In going through the book of Romans, we’re now in the final chapter. Here, Paul gives his greetings to various people he knows in the church.
Don’t ignore these verses. They still contain truth and insight that will benefit us.
I commend to you our sister Phoebe, a servant of the church in Cenchrea. I ask you to receive her in the Lord in a way worthy of the saints and to give her any help she may need from you, for she has been a great help to many people, including me.
The first person he talks about is a woman named Phoebe. I need to take some time to talk about her. The English translations don’t do her justice.
I understand that there are churches and denominations who believe that women have no place in leadership. I don’t want to offend any of these people, but truth is truth.
Suffice it to say that there are a few places in Scripture where the translators try to blur the more controversial verses. They want believers to be happy, reading them in church.
Some are happy because the translation doesn’t offend their traditions. Others are happy simply because they don’t know what the verse is actually saying. This is one of those places in Scripture.
One of my pet peeves with translators is their treatment of women in the Scripture. Let me explain with this section. It has a number of examples.

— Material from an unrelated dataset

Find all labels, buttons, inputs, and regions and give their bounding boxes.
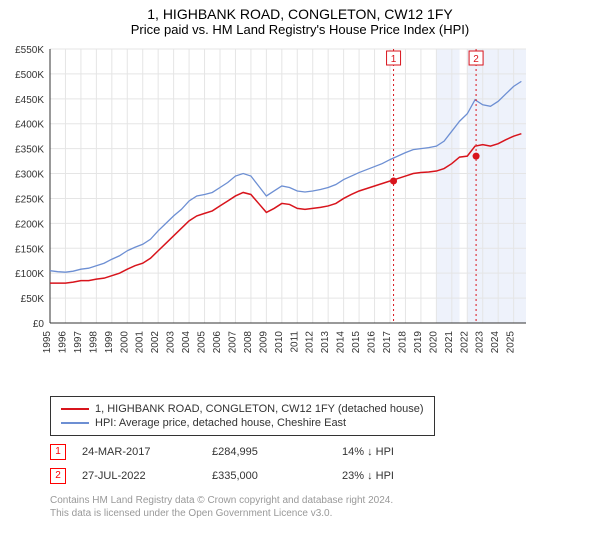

First, the word, servant, is the word, diakonon in the Greek. In reality, it literally means a household servant – so what’s the problem?
Actually, the problem is this…when it refers to a man (1 Timothy 4:6, Colossians 1:7; 4:7) it’s translated as minister or deacon. Yet, when use for Phoebe, they chose the word, servant.
While the words servant, minister, and deacon all have the same original meaning; in our modern terminology, they imply much different functions. We get the idea that women servants are somehow less important than men servants.
In this section, Paul is commending her to the church. That tells me that they are just meeting her for the first time. Phoebe must have been one of the group of travelers who brought this letter to the church in Rome. He asks the church to receive her worthily.
He instructs the church to give her any help she needs. That Greek passage literally reads, stand with her, be at hand, ready to assist her in her work. But what is that work? Here’s where it really gets interesting.
The NIV says that she has been a great help to many people including me. The Greek word that Paul uses for her is a prostatis. This is the only place that word is used in Bible. It’s a word that’s full of meaning.
It’s definition is a woman set over others. According to Thayer’s Lexicon, it describes a female guardian, protectress, or patroness, caring for the affairs of others and aiding them with her resources.
This word basically means that she is the head of a mission’s organization. Phoebe runs an organization that raises money for missions. More than that, according to Paul’s own words, he is one of those missionaries that she supports. That’s why Paul asks them to help her any way they can.
It’s sad that many translations water down these verses that show women in a place of authority. God will use whoever is available to further His kingdom.
I have a problem with people who try to erect a glass ceiling in God’s church. Any person, no matter who they are or where they came from, can rise as far as God calls them in His kingdom.
Question: What is God’s calling on your life?